Recentemente a prefeitura de Diadema anunciou a compra de drones militares para atacar gás lacrimogêneo específicamente em fluxos (em SP em locais onde não tem bailes, geralmente em que jovens se encontram ao som de carros tocando funk). Ano passado tivemos mais uma lei criminalizando uma manifestação cultural popular por essas bandas, no caso em específico, em Campinas a Câmara local está discutindo uma lei que proíbe funk nas escolas, lei essa que é a enésima tentativa de criminalizar o gênero – e mantém uma larga tradição das classes dominantes manter o controle dos corpos, sexualidade e mentes dos povos através do Estado.

Sempre que surge uma manifestação popular, geralmente de origem afro ou de uma confluência entre as artes dos povos locais, descendentes de oriundos da África e mesmo com elementos do colonizador, com uma forte influência social a resposta das “elites” intelectuais e econômicas agem da mesma forma: desqualificam técnicamente e moralmente, creditando uma piora moral do público dessa manifestação.Isso aconteceu com samba, forró, reggae town, jazz, rock, tango, entre muitos outros, o que vemos agora acontecer em tempo real com o funk brasileiro.

Podemos citar alguns exemplos como o tango era proibido que até ser apropriado culturalmente pelos brancos, existia uma tese que o passo de rosto grudado seria pra não tirar o olho da porta e dar tempo de fugir caso a polícia aparecesse.
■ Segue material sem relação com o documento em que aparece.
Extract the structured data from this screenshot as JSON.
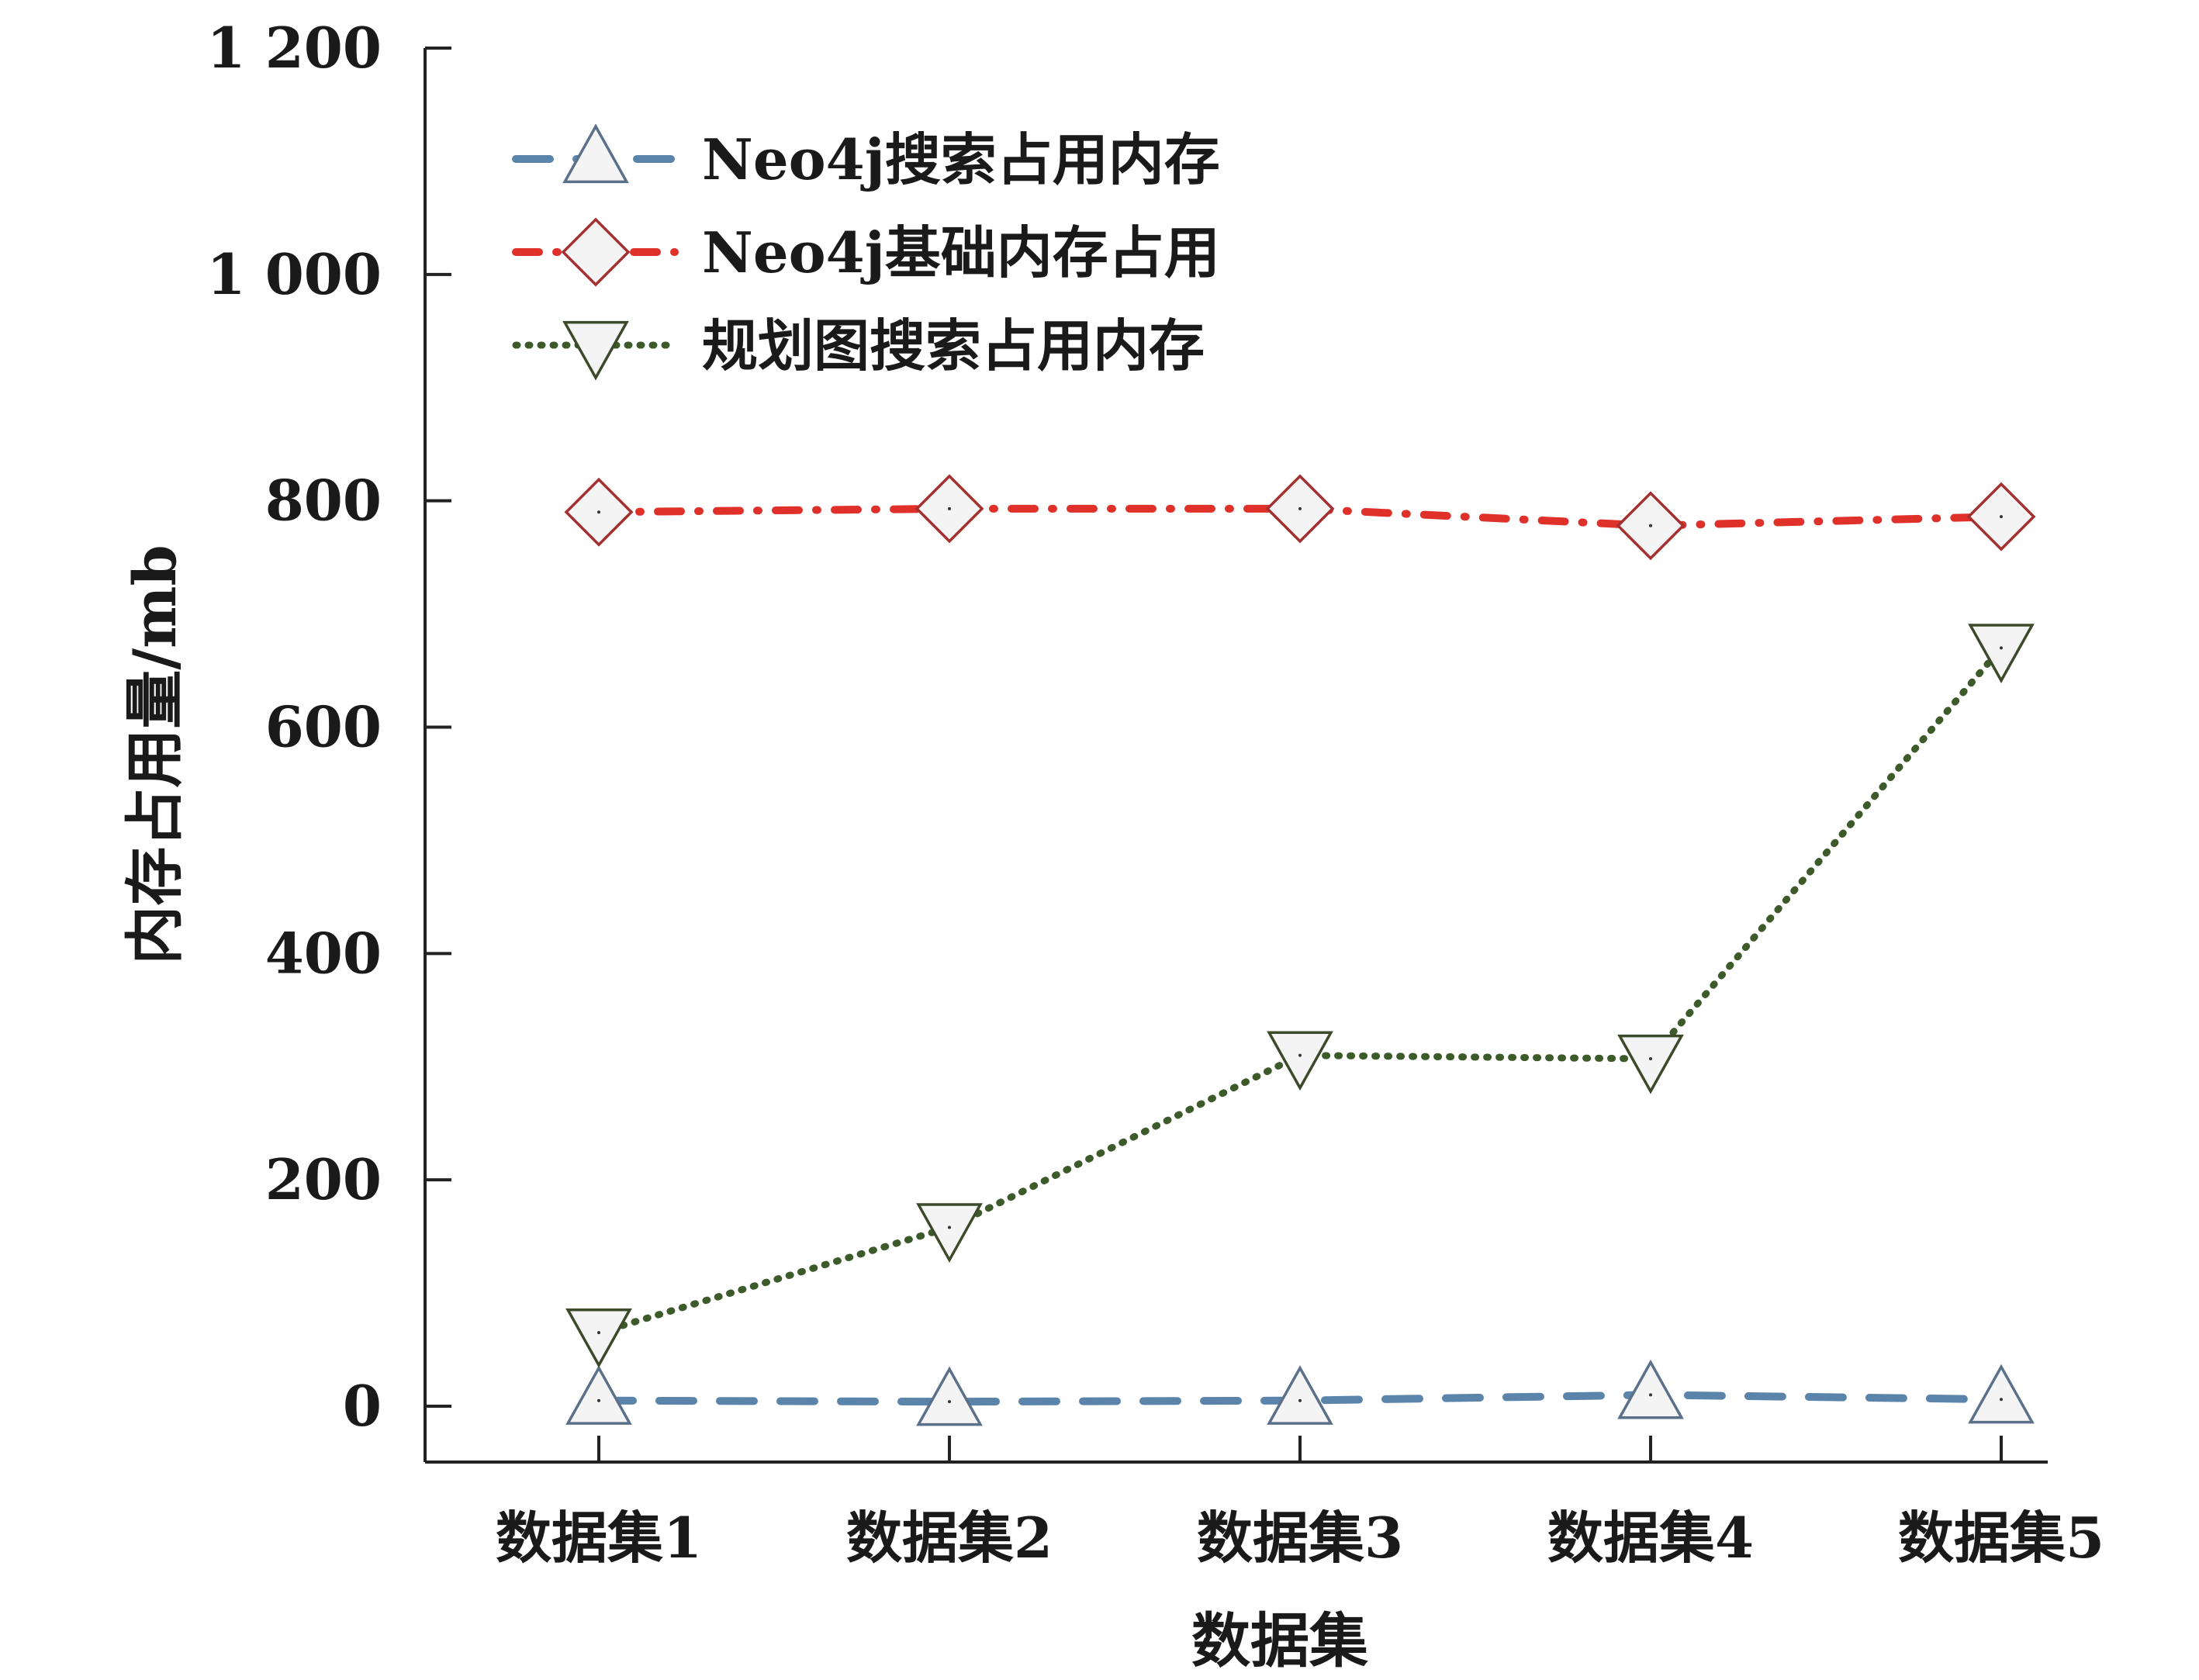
{
  "chart_data": {
    "type": "line",
    "title": "",
    "xlabel": "数据集",
    "ylabel": "内存占用量/mb",
    "categories": [
      "数据集1",
      "数据集2",
      "数据集3",
      "数据集4",
      "数据集5"
    ],
    "ylim": [
      0,
      1200
    ],
    "yticks": [
      0,
      200,
      400,
      600,
      800,
      1000,
      1200
    ],
    "ytick_labels": [
      "0",
      "200",
      "400",
      "600",
      "800",
      "1 000",
      "1 200"
    ],
    "grid": false,
    "legend_position": "top-left",
    "series": [
      {
        "name": "Neo4j搜索占用内存",
        "values": [
          5,
          4,
          5,
          10,
          6
        ],
        "color": "#5b84aa",
        "marker": "triangle-up",
        "line_style": "dashed"
      },
      {
        "name": "Neo4j基础内存占用",
        "values": [
          790,
          793,
          793,
          778,
          786
        ],
        "color": "#e0302a",
        "marker": "diamond",
        "line_style": "dash-dot"
      },
      {
        "name": "规划图搜索占用内存",
        "values": [
          65,
          158,
          310,
          307,
          670
        ],
        "color": "#3d5a2a",
        "marker": "triangle-down",
        "line_style": "dotted"
      }
    ]
  }
}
No final do século 19 e início do século 20, portar um pandeiro ou um berimbau davam trinta dias de cadeia no RJ. Em meados dos anos 1920 dançar jazz em público em Nova Iorque também dava ruim. As leis no sul dos EUA os locais onde podiam ou não tocar jazz, que aliás era um termo pejorativo. No mesmo país, nos anos 1980 tentaram criminalizar e censurar o rock diversas vezes, com diversos julgamentos de crimes que a sociedade vinculava ao gênero. Nos anos 1990 em em terras paulistas era comum a polícia interromper shows de rap e prender os músicos no palco.
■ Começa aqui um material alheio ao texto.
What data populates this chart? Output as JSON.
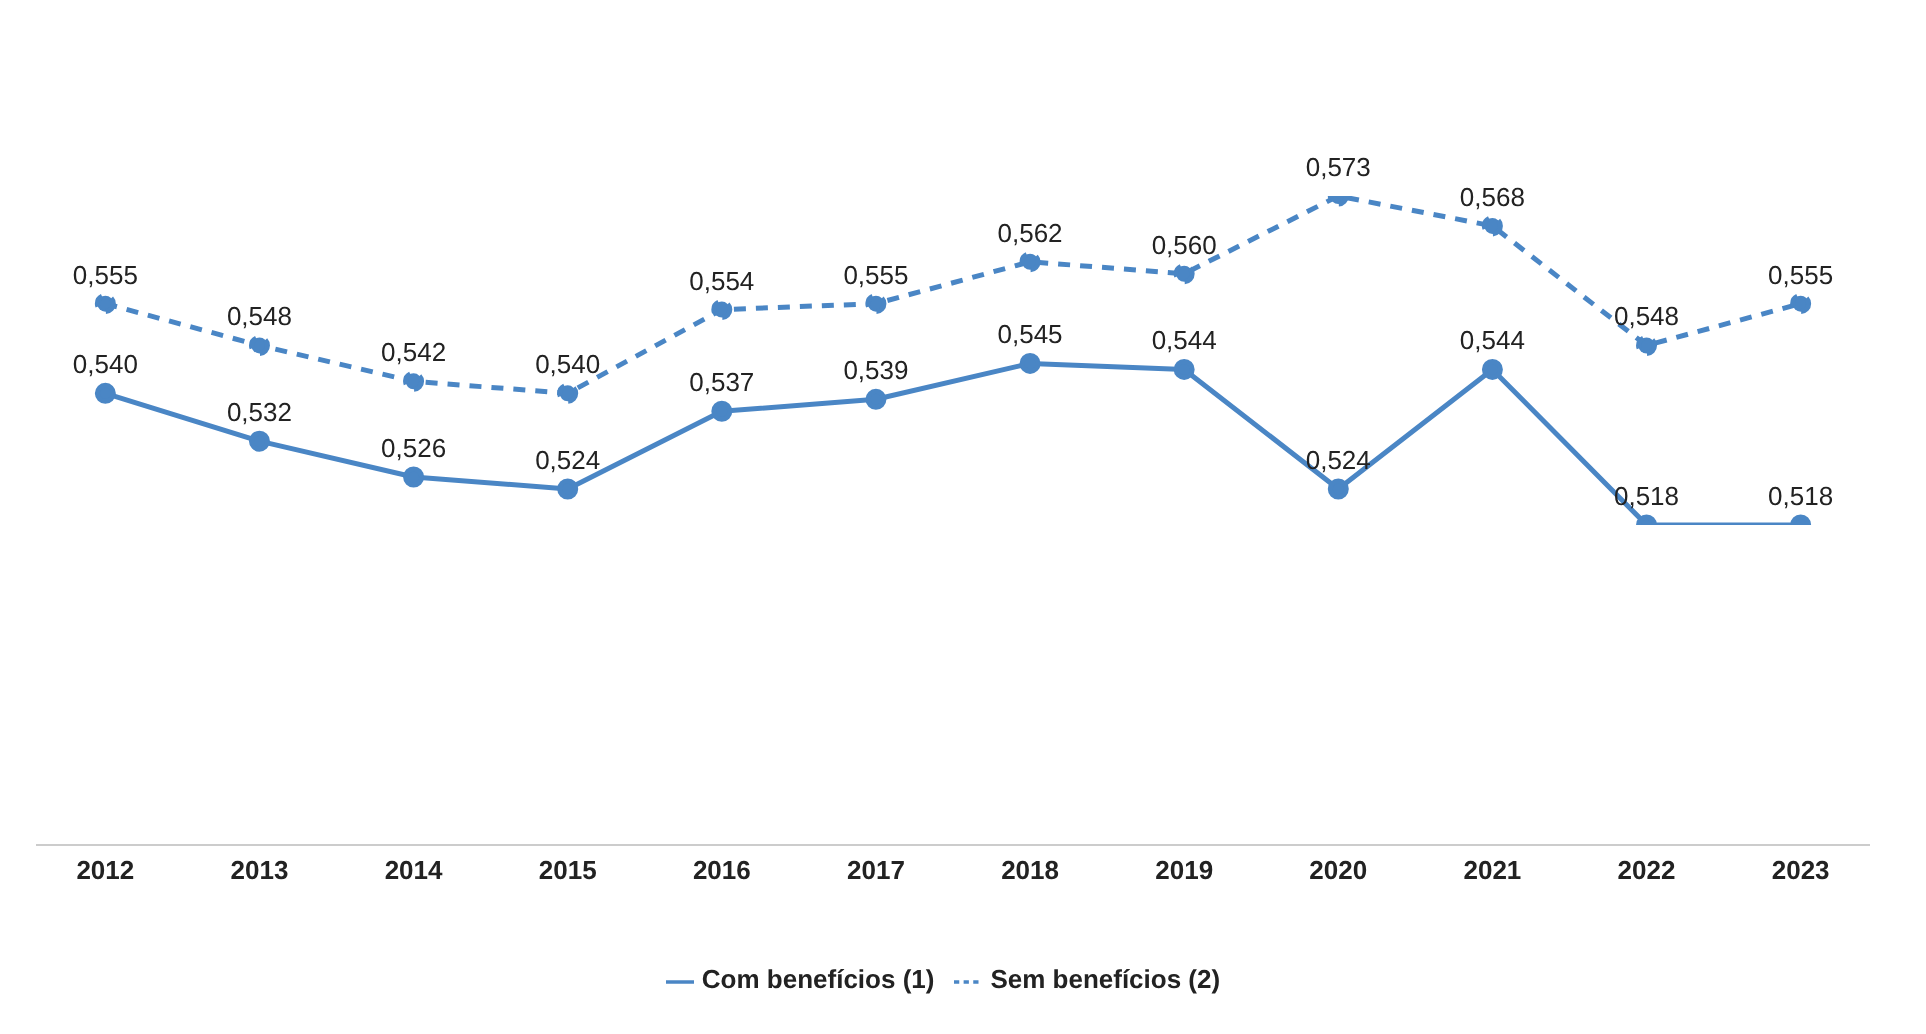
{
  "chart_data": {
    "type": "line",
    "categories": [
      "2012",
      "2013",
      "2014",
      "2015",
      "2016",
      "2017",
      "2018",
      "2019",
      "2020",
      "2021",
      "2022",
      "2023"
    ],
    "tick_labels": "x",
    "grid": false,
    "legend": "bottom",
    "marker": "circle",
    "series": [
      {
        "name": "Com benefícios (1)",
        "color": "#4a86c5",
        "line_style": "solid",
        "values": [
          0.54,
          0.532,
          0.526,
          0.524,
          0.537,
          0.539,
          0.545,
          0.544,
          0.524,
          0.544,
          0.518,
          0.518
        ],
        "value_labels": [
          "0,540",
          "0,532",
          "0,526",
          "0,524",
          "0,537",
          "0,539",
          "0,545",
          "0,544",
          "0,524",
          "0,544",
          "0,518",
          "0,518"
        ]
      },
      {
        "name": "Sem benefícios (2)",
        "color": "#4a86c5",
        "line_style": "dashed",
        "values": [
          0.555,
          0.548,
          0.542,
          0.54,
          0.554,
          0.555,
          0.562,
          0.56,
          0.573,
          0.568,
          0.548,
          0.555
        ],
        "value_labels": [
          "0,555",
          "0,548",
          "0,542",
          "0,540",
          "0,554",
          "0,555",
          "0,562",
          "0,560",
          "0,573",
          "0,568",
          "0,548",
          "0,555"
        ]
      }
    ]
  }
}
Ainda hoje, por exemplo, na década passada num show do Mc Poze os policiais além de prenderem o artista ainda atacaram o público de cima do palco. Rio de Janeiro e São Paulo são cidades que sofreram reformas urbanas com o intuito de desapropriar, demolir e construir em cima de espaços de cultura popular nos centros dessas cidades. E poderíamos citar outros mil exemplos.
REPRESSÃO AOS CORPOS E MENTES DOS MAIS POBRES
Sempre se usou as artes, em especial a música para definir o que é cultura aceitável (vindo das classes e povos dominantes) e o que deve ser reprimido (culturas populares em geral), uma forma de dominar alguém é fazê-lo se sentir inferior e dependente assim usando a música, cinema. literatura para exaltar a cultura da matriz em detrimento da colônia que em nome da civilização e da cultura “sofisticada” deve ser reprimida.
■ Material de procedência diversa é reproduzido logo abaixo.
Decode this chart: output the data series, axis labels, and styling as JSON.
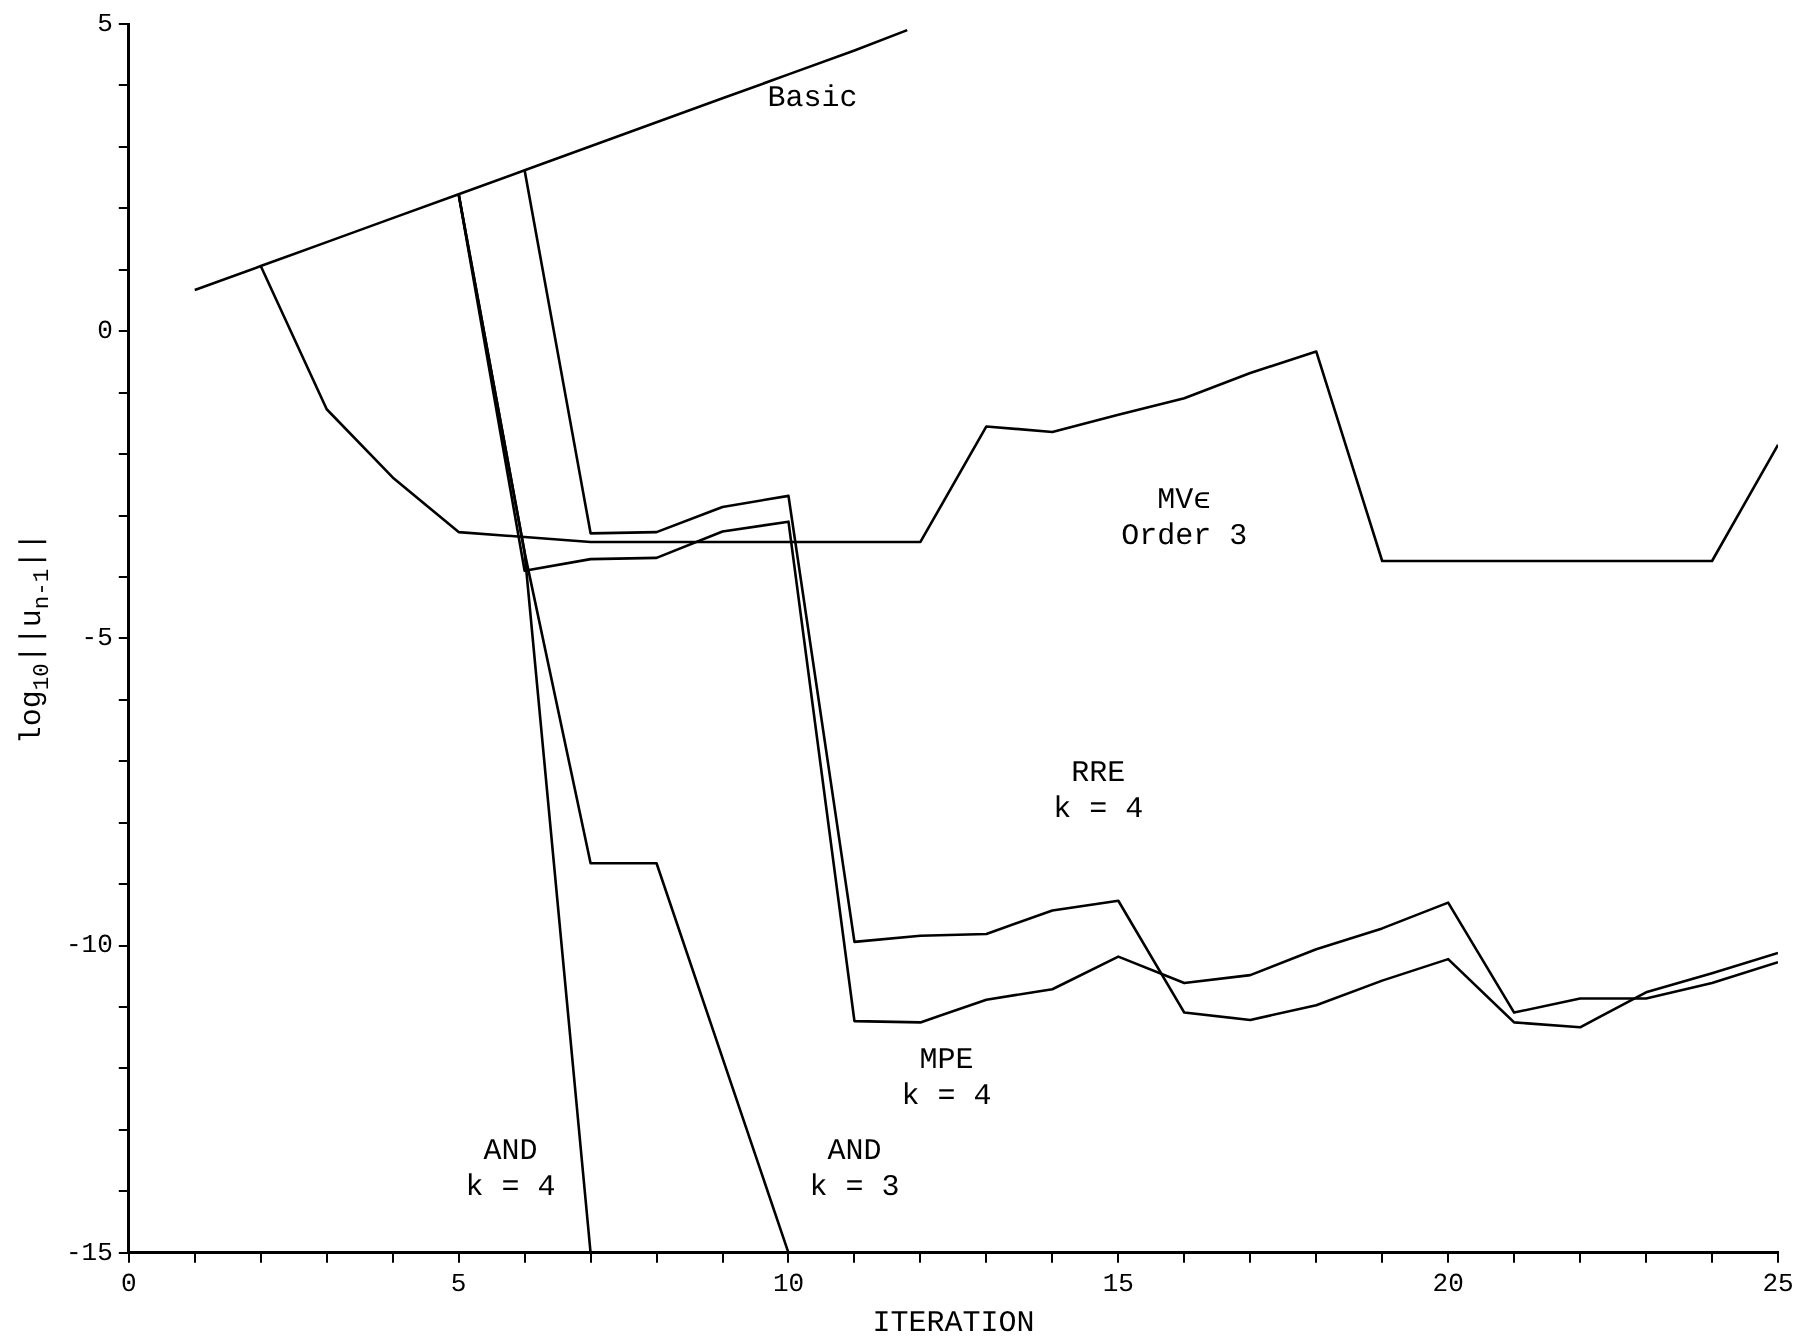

Teve um psicanalista chamado Wilhelm Reich que na primeira metade do século passado chocou as pessoas ao pesquisar os efeitos físicos, psicológicos e até políticos da repressão à sexualidade e por consequência ao corpo e seu movimentar. Essa contínua repressão gera dores, anula o movimento físico, o agir, o sentir e o poder de mobilização das pessoas, a tensão gerada por essa repressão cultural sexual seria a forma de travar o corpo das pessoas assim garantindo a ausência de ação e expressão fora do já estabelecido e aceito. Ou seja, qualquer manifestação popular que esteja liberta das amarras sexuais será perseguida e não recomendada pelos “bons costumes”.
Anular a cultura impede o movimento, a sensação e a busca por liberdade (e por consequência, por justiça) e a noção do pertencer dos povos. O fato de uma manifestação ser por décadas perseguida até ser substituída por uma nova já é modo de operação recorrente daqueles que controlam o mundo.
CONDENÁVEL ATÉ VIRAR UM PRODUTO “DOMESTICÁVEL
Geralmente após algumas décadas, se passa por um processo de apropriação cultural e depois de ser aceito pela classe e etnia dominante viram “armas” de soft power dos países que pouco tempo antes criminalizavam se tornando o símbolo cultural do país que não tinha pudor em tratar como crime a mesma manifestação pouco tempo antes. Ou seja, o controle dos corpos e mentes do povo sempre foi uma arma utilizada para subjugar, controlar e oprimir as pessoas já renegadas pela sociedade.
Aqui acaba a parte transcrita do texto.